Le retour de Chibrette. J’avais un peu oublié Chibrette, au boulot. Mais hier matin, en revenant après un peu plus de trois semaines d’absence, j’avoue que j’ai été à la fois surpris et pas du tout de la revoir. Dans sa robe vaporeuse à volants qui n’attend que des bouches de métro et des ventilateurs excités pour la faire se soulever, une robe qui, à mon goût, ne lui va pas du tout mais elle, elle est persuadée qu’elle est canon, dedans. Un peu boulet, tout au plus mais pas canon. Ou alors avec pas mal de chair à canon car ça la boudine un peu. En tout cas, si elle se sent bien dedans, moi, tant qu’elle ne m’oblige pas à vivre avec elle, je peux la supporter telle qu’elle est au travail.
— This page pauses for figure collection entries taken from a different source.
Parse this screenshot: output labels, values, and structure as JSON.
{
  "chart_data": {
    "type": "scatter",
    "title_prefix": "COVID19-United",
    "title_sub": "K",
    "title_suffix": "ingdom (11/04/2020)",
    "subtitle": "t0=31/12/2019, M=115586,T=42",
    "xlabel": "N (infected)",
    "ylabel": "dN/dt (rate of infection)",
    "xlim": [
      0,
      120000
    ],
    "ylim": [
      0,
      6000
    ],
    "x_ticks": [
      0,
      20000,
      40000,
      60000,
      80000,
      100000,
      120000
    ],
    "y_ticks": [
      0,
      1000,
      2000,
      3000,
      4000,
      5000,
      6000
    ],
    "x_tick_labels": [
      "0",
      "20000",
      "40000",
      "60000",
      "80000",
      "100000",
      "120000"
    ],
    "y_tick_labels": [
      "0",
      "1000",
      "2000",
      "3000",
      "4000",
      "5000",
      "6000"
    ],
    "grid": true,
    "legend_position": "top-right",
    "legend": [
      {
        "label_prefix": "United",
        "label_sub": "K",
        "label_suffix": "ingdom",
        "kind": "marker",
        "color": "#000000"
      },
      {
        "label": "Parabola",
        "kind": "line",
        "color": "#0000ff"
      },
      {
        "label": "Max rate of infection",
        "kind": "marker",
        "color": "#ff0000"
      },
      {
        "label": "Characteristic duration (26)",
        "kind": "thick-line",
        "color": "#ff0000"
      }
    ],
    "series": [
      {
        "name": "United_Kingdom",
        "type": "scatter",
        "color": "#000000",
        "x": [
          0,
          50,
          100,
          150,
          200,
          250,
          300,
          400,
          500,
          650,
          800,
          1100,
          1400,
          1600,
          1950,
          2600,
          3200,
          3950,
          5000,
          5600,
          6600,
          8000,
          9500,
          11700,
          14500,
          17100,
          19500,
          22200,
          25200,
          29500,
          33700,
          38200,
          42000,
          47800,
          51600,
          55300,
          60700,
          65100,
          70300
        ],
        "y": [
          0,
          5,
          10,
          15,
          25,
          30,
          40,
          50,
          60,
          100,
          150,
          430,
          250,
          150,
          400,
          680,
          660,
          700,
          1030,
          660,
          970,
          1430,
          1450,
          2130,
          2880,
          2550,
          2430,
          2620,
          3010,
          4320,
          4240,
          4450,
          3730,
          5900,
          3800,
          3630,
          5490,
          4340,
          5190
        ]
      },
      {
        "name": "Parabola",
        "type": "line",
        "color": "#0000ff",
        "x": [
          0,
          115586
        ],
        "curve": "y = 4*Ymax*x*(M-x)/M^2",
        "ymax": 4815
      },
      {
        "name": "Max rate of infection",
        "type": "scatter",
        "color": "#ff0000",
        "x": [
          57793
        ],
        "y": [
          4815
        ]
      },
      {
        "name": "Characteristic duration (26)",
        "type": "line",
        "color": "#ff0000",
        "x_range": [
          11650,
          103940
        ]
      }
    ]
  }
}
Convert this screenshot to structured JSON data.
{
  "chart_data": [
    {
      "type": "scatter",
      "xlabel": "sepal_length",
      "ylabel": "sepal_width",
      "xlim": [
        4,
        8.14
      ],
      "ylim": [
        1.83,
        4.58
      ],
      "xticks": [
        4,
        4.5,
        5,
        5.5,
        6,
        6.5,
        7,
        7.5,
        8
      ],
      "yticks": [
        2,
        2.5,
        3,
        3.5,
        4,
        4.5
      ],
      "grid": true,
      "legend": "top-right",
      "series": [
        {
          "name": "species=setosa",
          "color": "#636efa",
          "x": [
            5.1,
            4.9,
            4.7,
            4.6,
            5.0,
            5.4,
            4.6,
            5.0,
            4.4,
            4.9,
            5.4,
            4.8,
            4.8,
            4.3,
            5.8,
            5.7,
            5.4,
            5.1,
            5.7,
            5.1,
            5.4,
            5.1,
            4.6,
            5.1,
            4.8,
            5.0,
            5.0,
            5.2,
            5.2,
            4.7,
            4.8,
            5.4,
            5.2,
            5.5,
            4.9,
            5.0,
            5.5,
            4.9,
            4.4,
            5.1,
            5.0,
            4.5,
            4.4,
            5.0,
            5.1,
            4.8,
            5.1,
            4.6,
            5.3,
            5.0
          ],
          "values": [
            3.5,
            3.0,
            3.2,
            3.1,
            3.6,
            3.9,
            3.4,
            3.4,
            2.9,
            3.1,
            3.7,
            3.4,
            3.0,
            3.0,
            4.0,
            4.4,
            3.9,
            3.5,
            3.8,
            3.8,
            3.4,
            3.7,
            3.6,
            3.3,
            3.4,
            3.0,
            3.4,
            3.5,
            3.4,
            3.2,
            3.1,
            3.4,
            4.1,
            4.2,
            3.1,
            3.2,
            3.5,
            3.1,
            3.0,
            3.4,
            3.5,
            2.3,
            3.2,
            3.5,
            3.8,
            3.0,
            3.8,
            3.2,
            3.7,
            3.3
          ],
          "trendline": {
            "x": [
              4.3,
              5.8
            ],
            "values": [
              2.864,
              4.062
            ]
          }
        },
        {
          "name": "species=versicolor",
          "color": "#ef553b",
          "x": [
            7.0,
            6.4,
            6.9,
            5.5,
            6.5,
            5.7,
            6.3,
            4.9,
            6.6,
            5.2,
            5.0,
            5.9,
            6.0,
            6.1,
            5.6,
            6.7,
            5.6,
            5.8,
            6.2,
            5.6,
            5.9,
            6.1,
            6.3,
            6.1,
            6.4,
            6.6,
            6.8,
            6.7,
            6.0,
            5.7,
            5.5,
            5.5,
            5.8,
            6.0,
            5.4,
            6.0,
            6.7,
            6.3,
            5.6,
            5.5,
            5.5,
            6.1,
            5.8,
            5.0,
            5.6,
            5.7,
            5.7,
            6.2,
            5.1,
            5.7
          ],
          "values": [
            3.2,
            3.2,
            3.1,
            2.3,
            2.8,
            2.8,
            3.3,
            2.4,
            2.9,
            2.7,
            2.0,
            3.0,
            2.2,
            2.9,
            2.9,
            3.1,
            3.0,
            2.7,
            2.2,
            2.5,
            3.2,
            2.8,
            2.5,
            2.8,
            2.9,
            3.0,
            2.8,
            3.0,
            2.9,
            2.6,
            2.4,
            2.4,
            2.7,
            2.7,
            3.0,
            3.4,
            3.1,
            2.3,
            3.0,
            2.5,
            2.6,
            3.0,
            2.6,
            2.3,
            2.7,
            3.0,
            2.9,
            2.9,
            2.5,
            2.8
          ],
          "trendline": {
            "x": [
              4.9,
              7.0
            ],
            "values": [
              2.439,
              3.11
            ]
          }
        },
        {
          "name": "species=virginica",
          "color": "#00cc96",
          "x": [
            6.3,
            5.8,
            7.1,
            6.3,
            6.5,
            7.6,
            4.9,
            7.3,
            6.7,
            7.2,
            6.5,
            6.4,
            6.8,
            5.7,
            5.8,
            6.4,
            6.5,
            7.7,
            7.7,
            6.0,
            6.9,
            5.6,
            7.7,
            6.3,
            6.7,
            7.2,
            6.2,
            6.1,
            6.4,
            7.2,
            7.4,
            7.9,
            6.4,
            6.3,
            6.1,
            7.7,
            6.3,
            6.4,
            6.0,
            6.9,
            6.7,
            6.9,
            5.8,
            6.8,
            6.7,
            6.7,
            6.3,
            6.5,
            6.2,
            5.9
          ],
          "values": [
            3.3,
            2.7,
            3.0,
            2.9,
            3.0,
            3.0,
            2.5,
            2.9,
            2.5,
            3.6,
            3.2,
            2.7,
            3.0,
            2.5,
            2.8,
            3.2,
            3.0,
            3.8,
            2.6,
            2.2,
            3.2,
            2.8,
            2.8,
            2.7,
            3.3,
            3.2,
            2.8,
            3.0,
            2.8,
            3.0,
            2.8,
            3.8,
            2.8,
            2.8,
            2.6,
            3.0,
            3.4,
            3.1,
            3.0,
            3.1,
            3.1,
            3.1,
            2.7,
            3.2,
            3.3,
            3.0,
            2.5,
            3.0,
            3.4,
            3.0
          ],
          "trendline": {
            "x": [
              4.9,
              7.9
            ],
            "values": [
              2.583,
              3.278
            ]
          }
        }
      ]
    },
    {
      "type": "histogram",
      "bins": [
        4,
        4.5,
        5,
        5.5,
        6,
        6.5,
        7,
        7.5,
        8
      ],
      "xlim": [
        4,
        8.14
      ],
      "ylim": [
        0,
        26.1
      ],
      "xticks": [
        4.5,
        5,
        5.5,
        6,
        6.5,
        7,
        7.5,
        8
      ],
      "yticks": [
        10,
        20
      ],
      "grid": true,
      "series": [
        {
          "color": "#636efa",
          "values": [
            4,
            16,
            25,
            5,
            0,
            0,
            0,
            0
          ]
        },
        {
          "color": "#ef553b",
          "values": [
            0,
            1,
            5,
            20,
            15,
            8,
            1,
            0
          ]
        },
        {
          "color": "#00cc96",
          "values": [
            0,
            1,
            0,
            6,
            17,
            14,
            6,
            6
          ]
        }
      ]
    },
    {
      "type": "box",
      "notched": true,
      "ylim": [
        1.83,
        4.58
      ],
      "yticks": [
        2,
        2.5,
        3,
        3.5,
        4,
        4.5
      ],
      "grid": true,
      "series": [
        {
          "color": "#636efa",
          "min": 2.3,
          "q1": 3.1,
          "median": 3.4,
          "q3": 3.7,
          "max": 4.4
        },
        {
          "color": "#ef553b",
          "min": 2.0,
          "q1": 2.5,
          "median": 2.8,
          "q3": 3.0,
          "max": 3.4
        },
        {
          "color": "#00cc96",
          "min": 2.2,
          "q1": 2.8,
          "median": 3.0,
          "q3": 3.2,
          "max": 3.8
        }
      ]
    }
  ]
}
Le retour de Chibrette. Je n’ai pas souvent parlé d’elle sous son pseudo, sous l’un de ses pseudos les plus usités dans l’entreprise. Je ne vous dirai pas quel est le second, c’est limite vulgaire et désobligeant. Moi, de toute façon, devant elle, je l’appelle par son prénom. Jamais par un surnom. Je m’en voudrais trop de la blesser en riant au moment de le prononcer, son surnom. Chibrette ou Vierge Anale. Je n’y peux rien, elle fait partie de ces filles qui n’ont pas beaucoup de pudeur dans la vie : ni physiquement, ni mentalement. Elle est capable de mettre tous ses seins bien en évidence ou de vous raconter ses constipations en détail. Voire les deux en même temps.

Finalement, ça m’a fait plaisir de la revoir. Car malgré tout, elle reste un vent de fraîcheur avec son espèce de candeur (feinte ?) et ses sorties à la va-comme-je-te-pousse. Ce matin, par exemple, alors qu’elle s’auto-extasiait sur son physique, elle a quand même osé dire : « C’est vraiment trop moche d’être belle, ça enlève toute surprise, tout est dans l’emballage ! » Et ça m’a fait penser à l’autre Chibrette, celle qui est partie, il y a plus d’un an, la même mais en blonde, qui était passée vendeuse téléphonique : « Moi, je leur parle cul, aux clients et du coup, ils reviennent vers moi ! » Fallait oser. Et moi, contre toute attente, ça me convient d’avoir des Saintes Pétasses au bureau, ça m’aère l’esprit.